I angrily ordered a martini because I was starving and I wanted the olives, hopefully three big ones. The barstools had put me in the mood for them, they were round and covered in green velvet to look like olives, with red velvet circles on top for pimentos.
“A martini?” he said. “You sound like my grandfather. What are you, eighty years old?”

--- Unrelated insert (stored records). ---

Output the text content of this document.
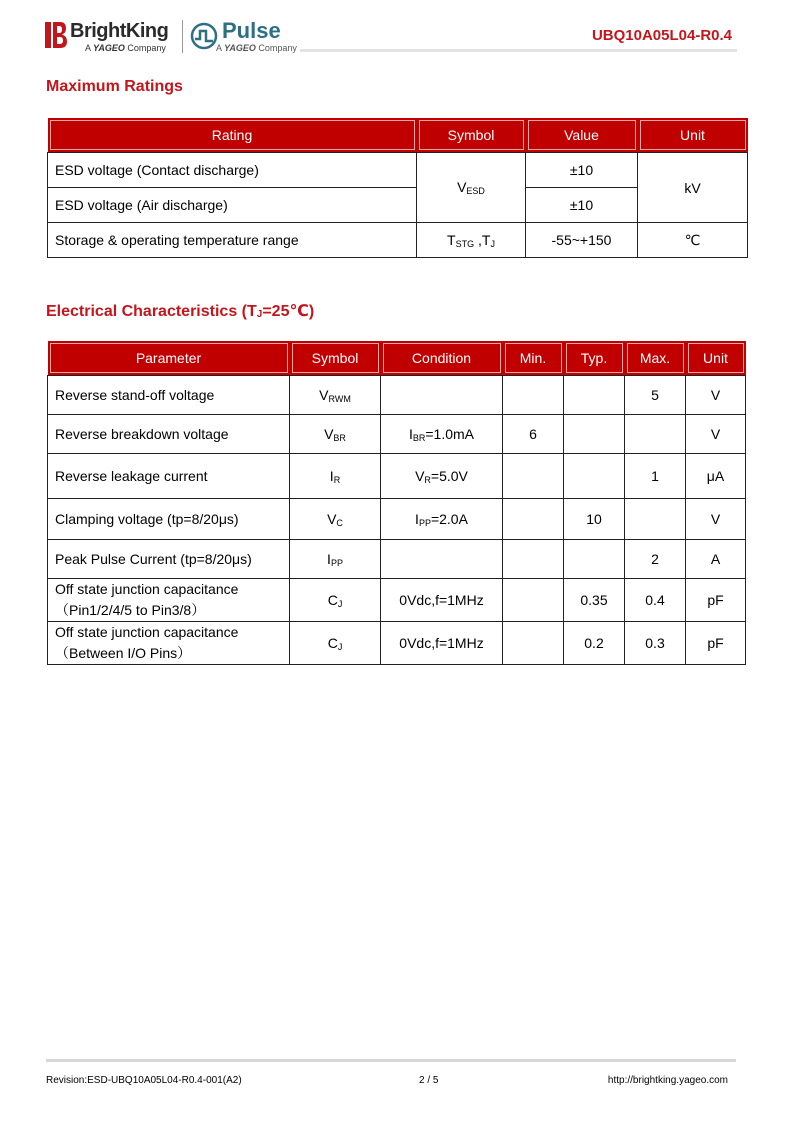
BrightKing
A YAGEO Company
Pulse
A YAGEO Company
UBQ10A05L04-R0.4
Maximum Ratings
Rating	Symbol	Value	Unit
ESD voltage (Contact discharge)	$V_{ESD}$	±10	kV
ESD voltage (Air discharge)		±10	
Storage & operating temperature range	$T_{STG}$ $,T_J$	-55~+150	℃
Electrical Characteristics $(T_J=25℃)$
Parameter	Symbol	Condition	Min.	Typ.	Max.	Unit
Reverse stand-off voltage	$V_{RWM}$				5	V
Reverse breakdown voltage	$V_{BR}$	$I_{BR}=1.0mA$	6			V
Reverse leakage current	$I_R$	$V_R=5.0V$			1	μA
Clamping voltage (tp=8/20μs)	$V_C$	$I_{PP}=2.0A$		10		V
Peak Pulse Current (tp=8/20μs)	$I_{PP}$				2	A

Off state junction capacitance
（Pin1/2/4/5 to Pin3/8）	$C_J$	0Vdc,f=1MHz		0.35	0.4	pF

Off state junction capacitance
（Between I/O Pins）	$C_J$	0Vdc,f=1MHz		0.2	0.3	pF
Revision:ESD-UBQ10A05L04-R0.4-001(A2)	2 / 5	http://brightking.yageo.com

“This is a martini bar,” I said, even though it wasn’t. “After what you did to me I shouldn’t even be here,” I said, thru
sting the paper at him again. “You should have protected me. You should have made sure Ivy didn’t get those pictures.”
“I told you it wasn’t Ivy’s fault. She doesn’t choose the pictures. ”

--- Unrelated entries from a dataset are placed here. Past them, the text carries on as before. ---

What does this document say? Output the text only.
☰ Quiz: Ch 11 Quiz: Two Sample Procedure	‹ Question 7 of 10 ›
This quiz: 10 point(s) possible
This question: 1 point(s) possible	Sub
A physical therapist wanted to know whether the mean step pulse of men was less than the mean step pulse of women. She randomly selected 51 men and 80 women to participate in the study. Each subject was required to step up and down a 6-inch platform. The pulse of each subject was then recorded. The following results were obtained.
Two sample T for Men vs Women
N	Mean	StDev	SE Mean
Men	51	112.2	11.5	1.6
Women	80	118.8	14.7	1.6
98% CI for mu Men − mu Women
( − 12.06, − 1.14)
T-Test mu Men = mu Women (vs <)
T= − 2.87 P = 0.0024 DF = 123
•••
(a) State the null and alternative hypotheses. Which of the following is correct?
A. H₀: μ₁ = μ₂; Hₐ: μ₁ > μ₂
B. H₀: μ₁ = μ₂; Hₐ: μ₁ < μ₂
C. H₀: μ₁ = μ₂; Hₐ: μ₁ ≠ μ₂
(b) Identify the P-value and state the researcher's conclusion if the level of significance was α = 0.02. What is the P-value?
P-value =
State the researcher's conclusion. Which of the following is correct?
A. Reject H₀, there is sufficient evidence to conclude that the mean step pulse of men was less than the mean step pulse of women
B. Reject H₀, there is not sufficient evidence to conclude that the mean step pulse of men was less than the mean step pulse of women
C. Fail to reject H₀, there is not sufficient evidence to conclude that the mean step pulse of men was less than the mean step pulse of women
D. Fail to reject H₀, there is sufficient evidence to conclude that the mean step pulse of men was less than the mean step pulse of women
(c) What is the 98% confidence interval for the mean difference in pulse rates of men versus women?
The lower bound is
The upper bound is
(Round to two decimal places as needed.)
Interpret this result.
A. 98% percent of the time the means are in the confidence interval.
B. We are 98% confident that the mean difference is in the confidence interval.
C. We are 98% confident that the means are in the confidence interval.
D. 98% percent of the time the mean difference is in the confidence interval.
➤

“Oh, really?” I said. “And what about the caption. Who do you think wrote the caption?”
“Well, she did, but it’s her job. It sells papers. Look, Rebekah, I’m sorry. I really didn’t think it would happen. I had a great time with you last night and couldn’t wait to see you. And I brought you a present.”
"A present?” I asked, warily. A present was usually a bad thing on a first date. Once I went on a first date with a man who presented me with a single wineglass. He said it was the glass he would break on our wedding day. And once I went out with a man who gave me an enormous sunflower that I had to carry around all night like a staff.
“Here,” Isaac said. “I hope you like it.”
He handed me a man’s white handkerchief that had clearly been well-used. It was stiff and glued together in spots. It looked more like the forensic evidence in a murder trial than a gift you might get on a date. It made the wineglass and the sunflower look good.
“Thank you,” I said.
“It’s a handkerchief,” he said.
“A handkerchief,” I said. It was a subtle line with men. You had to show them you were grateful for little things but not give them the impression that it was okay to be cheap all the time. “I’m sure once I wash and disinfect it, it will be great,” I said. I was holding it away from me between my thumb and forefinger and I had no idea what I was supposed to do with it now. I really didn’t want to put it in my purse.
“It’s Arthur Weeman’s,” he said. “After I put you in a cab at the Pierre last night I stopped by the Carnegie Deli because I got a lead that he was having a late dinner there. He goes there sometimes, you know.”
“I know,” I said.
“He left it on his chair. I knew how much you liked him so I picked it up when he went to the men’s room. Look, it has his initials on it.”